This is probably my third Go application. It essentially takes one or two command line arguments of wikipedia articles and pulls every /wiki/ link that isn't a special page, memoizes them to avoid loading the same page twice, and sees how many 'clicks' it takes to get from the first article to the target article.
As this is only my third Go application, I'm still very new to Go's style, I feel I'm definitely missing something about the error interface and overall it seems a bit messy. Any feedback from experienced Gophers, large or small, would be greatly appreciated.
package main
import (
"fmt"
"golang.org/x/net/html"
"io"
"net/http"
"os"
"strings"
"time"
)
type Article struct {
name string
url string
parent *Article
retries uint
}
func main() {
var target string
var source string
args := os.Args[1:]
if len(args) == 0 {
fmt.Println("Usage: wikirace SOURCE [DESTINATION]")
fmt.Println("If DESTINATION is ommited, SOURCE will be used as DESTINATION and SOURCE will be a random article")
fmt.Println("Format of articles should be either '/wiki/ARTICLENAME' or just 'ARTICLENAME'")
return
} else if len(args) == 1 {
target = args[0]
source = ""
} else {
source = args[0]
target = args[1]
}
if !strings.HasPrefix(target, "/wiki/") {
target = "/wiki/" + target
}
foundChannel := make(chan Article) // indicates target is found when written to
urlChannel := make(chan Article) // indicates a new URL needs loaded
memo := make([]string, 0) // Slice stores already-visited pages
buffer := make([]Article, 0, 2000) // Stores pages that need to be loaded
count := 0 // Counts currently waiting socket connections to limit file descriptors
tracker := make(map[string]int) // Hash map tracks pages that have been requested, but received no results
if source == "" {
source = "Special:Random"
}
if !strings.HasPrefix(source, "/wiki/") {
source = "/wiki/" + source
}
start := Article{source, "http://en.wikipedia.org" + source, nil, 0}
count++
tracker[source] = 1
fmt.Print("Searching...")
go LoadPage(start, target, foundChannel, urlChannel)
// Wait on channels, defaulting to shifting items off the buffer stack
for {
select {
case art := <-urlChannel:
art.url = "http://en.wikipedia.org" + art.name
_, present := tracker[art.parent.name] // check to see if the parent name is present in the tracker
if present {
delete(tracker, art.parent.name) // delete the parent's name, as that connection has closed
count-- // decrement count so we can use another connection
}
buffer = append(buffer, art)
case art := <-foundChannel: // this means the target article was found
fmt.Println()
fmt.Println("Found target URL in article", art.name)

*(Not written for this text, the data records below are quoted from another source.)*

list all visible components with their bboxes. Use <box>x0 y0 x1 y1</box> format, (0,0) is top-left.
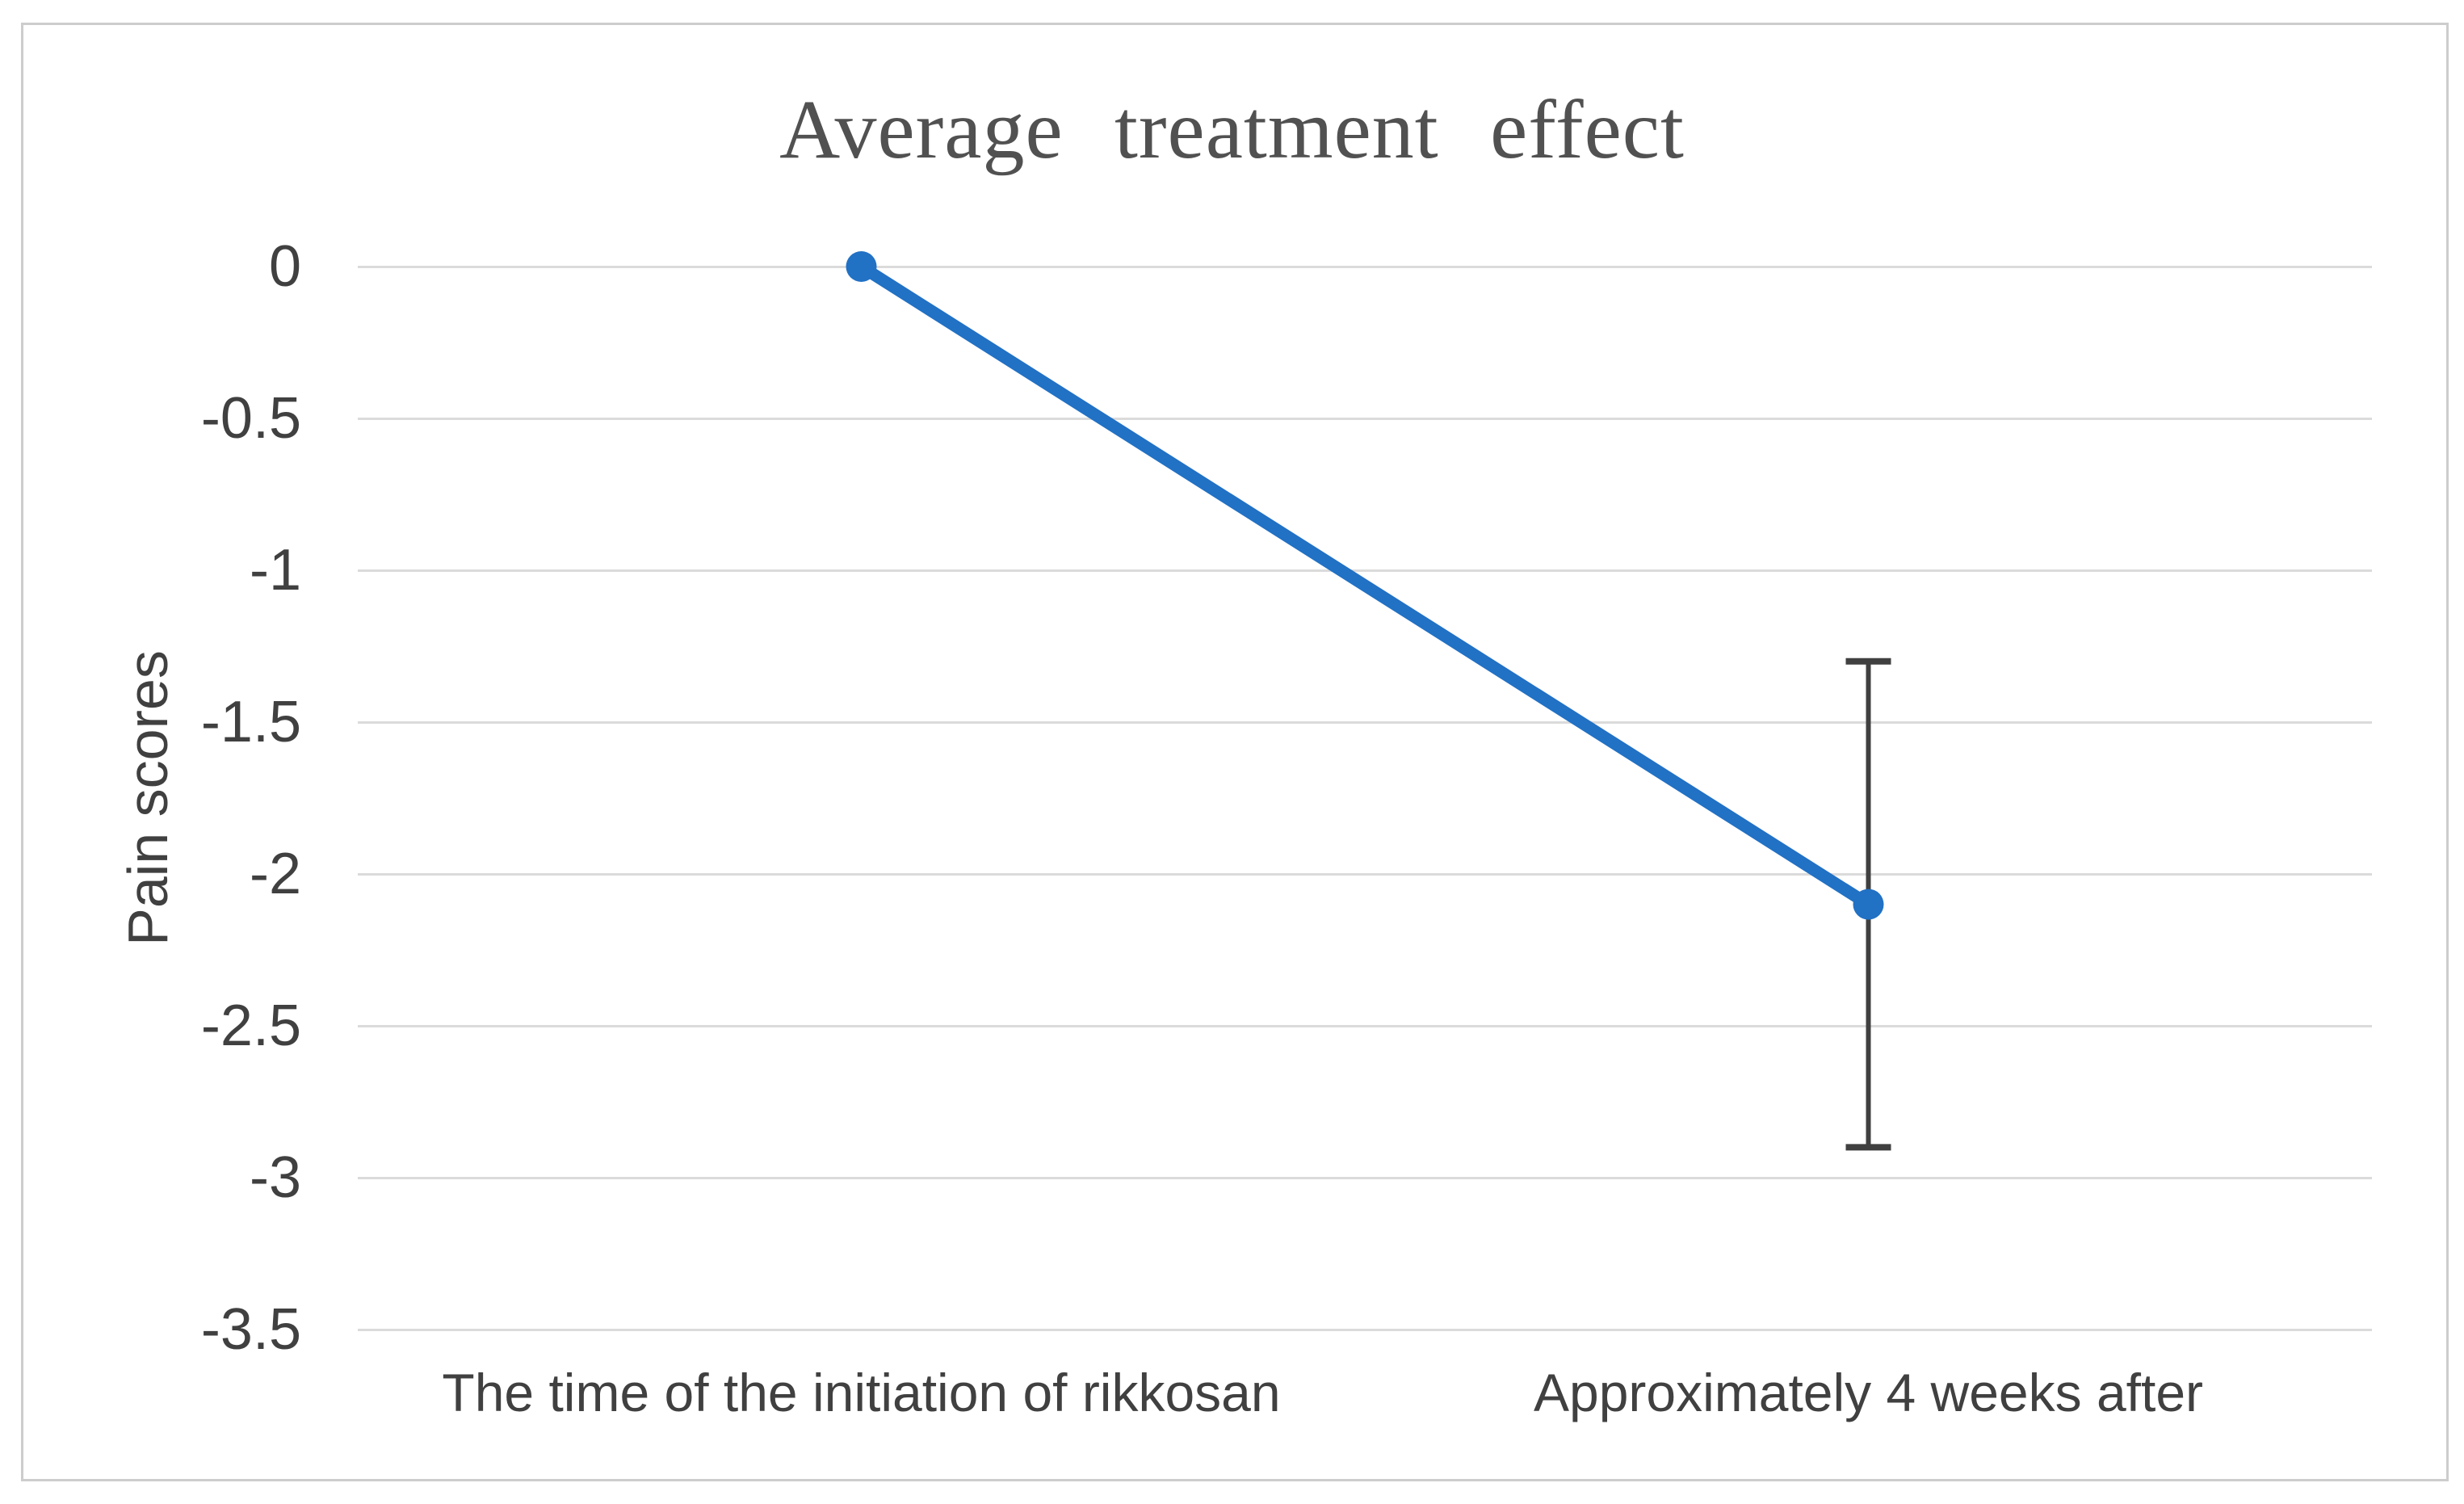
y-tick-label: -1.5 <box>200 690 301 754</box>
gridline <box>358 1024 2372 1027</box>
gridline <box>358 1328 2372 1331</box>
y-tick-label: -3.5 <box>200 1297 301 1362</box>
data-point-marker <box>846 251 877 282</box>
chart-title: Average treatment effect <box>779 83 1685 176</box>
x-category-label: The time of the initiation of rikkosan <box>442 1363 1281 1422</box>
y-tick-label: -2 <box>249 842 301 906</box>
gridline <box>358 872 2372 876</box>
y-tick-label: -1 <box>249 538 301 603</box>
series-line <box>855 260 1874 911</box>
x-category-label: Approximately 4 weeks after <box>1533 1363 2204 1422</box>
gridline <box>358 720 2372 724</box>
y-tick-label: 0 <box>268 234 301 299</box>
y-tick-label: -2.5 <box>200 994 301 1058</box>
gridline <box>358 417 2372 420</box>
y-tick-label: -0.5 <box>200 386 301 451</box>
gridline <box>358 1176 2372 1179</box>
y-tick-label: -3 <box>249 1145 301 1210</box>
gridline <box>358 569 2372 572</box>
gridline <box>358 265 2372 268</box>
data-point-marker <box>1853 889 1884 920</box>
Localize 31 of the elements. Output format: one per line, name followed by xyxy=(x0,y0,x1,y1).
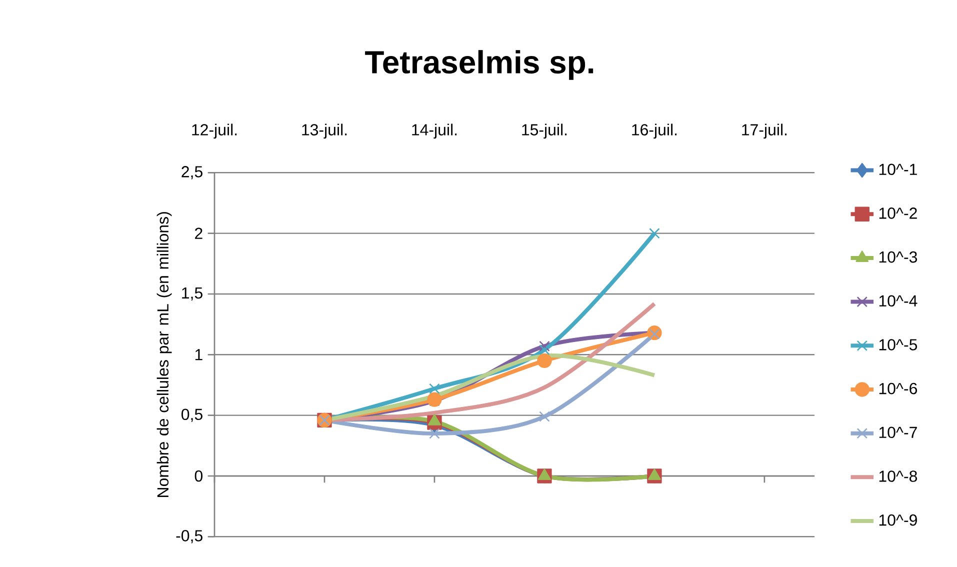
y-tick-label: 0,5 xyxy=(182,408,202,422)
point xyxy=(539,344,550,356)
x-tick-label: 14-juil. xyxy=(412,124,457,139)
legend-label: 10^-9 xyxy=(879,514,917,526)
point xyxy=(427,392,442,407)
legend-label: 10^-7 xyxy=(879,426,917,438)
point xyxy=(429,428,440,439)
x-tick-label: 12-juil. xyxy=(192,124,237,139)
legend-label: 10^-3 xyxy=(879,251,918,263)
chart-title: Tetraselmis sp. xyxy=(365,50,594,80)
point xyxy=(539,340,550,352)
y-tick-label: 2,5 xyxy=(182,166,202,180)
x-tick-label: 15-juil. xyxy=(522,124,567,139)
legend-label: 10^-5 xyxy=(879,339,918,350)
legend-label: 10^-8 xyxy=(879,470,918,482)
point xyxy=(429,383,440,394)
point xyxy=(649,228,660,239)
legend-label: 10^-2 xyxy=(879,208,917,219)
y-tick-label: 0 xyxy=(194,470,202,482)
x-tick-label: 17-juil. xyxy=(742,124,787,139)
y-axis-title: Nombre de cellules par mL (en millions) xyxy=(156,212,172,497)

fmt.Println(len(memo), "unique articles searched")
fmt.Println("Clicks to reach target:")
thisArticle := Article{target, "", &art, 0} // create an article for the target, so it prints nicely
path := walkParents(thisArticle) // get an array of all parents
top := len(path)
for i := top - 1; i > -1; i-- { // then print them in reverse order
fmt.Println(top-(i+1), path[i])
}
return
default:
if count < 1000 && len(buffer) > 0 {
next := buffer[0] // Take the zeroth element
buffer = buffer[1:] // and remove it from the buffer (FIFO)
// fmt.Println("Loading page", next.name)
if !contains(&memo, next.url) {
count++ // increment the counter to keep from overflowing file descriptors
tracker[next.name] = 1 // record the URL so count can be decremented appropriately
memo = append(memo, next.url)
go LoadPage(next, target, foundChannel, urlChannel)
}
}
}
}
}
func walkParents(art Article) []string {
array := make([]string, 0, 30)
parent := &art
for {
if parent != nil {
array = append(array, parent.name)
parent = parent.parent
} else {
return array
}
}
}
func LoadPage(art Article, target string, found chan Article, c chan Article) {
fmt.Print(".")
t := time.Duration(1) * time.Second // sleep to maybe help with DOS prevention
time.Sleep(t)
resp := GetUrl(&art)
urls := FindMainContentLinks(resp)
for _, value := range urls {
// fmt.Println("Found link to page:", string(value))
if value == target {
found <- art
}
new := Article{string(value), "", &art, 0}
c <- new
}
return
}
func GetUrl(art *Article) io.ReadCloser {
response, err := http.Get(art.url)
if err != nil {
if art.retries > 2 {
panic(err)
}
if strings.HasSuffix(err.Error(), "connection reset by peer") {
fmt.Print("R")
t := time.Duration(5) * time.Second // sleep to maybe help with DOS prevention and recover from err
art.retries++
time.Sleep(t)
return GetUrl(art)
} else if strings.HasSuffix(err.Error(), "EOF") {
fmt.Print("E")
t := time.Duration(5) * time.Second // sleep to maybe help with DOS prevention and recover from err
art.retries++
time.Sleep(t)
return GetUrl(art)
} else if strings.HasSuffix(err.Error(), "timeout") {
fmt.Print("T")
t := time.Duration(2) * time.Second // sleep to maybe help with DOS prevention and recover from err
art.retries++
time.Sleep(t)
return GetUrl(art)
} else {
panic(err)
}
}
return response.Body
}
func FindMainContentLinks(body io.ReadCloser) []string {
tokenizer := html.NewTokenizer(body)
urls := make([]string, 0)
for {
token := tokenizer.Next()
switch {
case token == html.ErrorToken:
body.Close()
return urls
case token == html.StartTagToken:
tag := tokenizer.Token()
if tag.Data == "a" {
for _, attr := range tag.Attr {
value := attr.Val
if attr.Key == "href" {
if strings.HasPrefix(value, "/wiki/") && !strings.Contains(value, ":") && !strings.HasSuffix(value, "Main_Page") {
urls = append(urls, value)
}
}
}
}
}
}
}
func contains(a *[]string, str string) bool {
for _, value := range *a {
if value == str {
return true
}
}
return false
}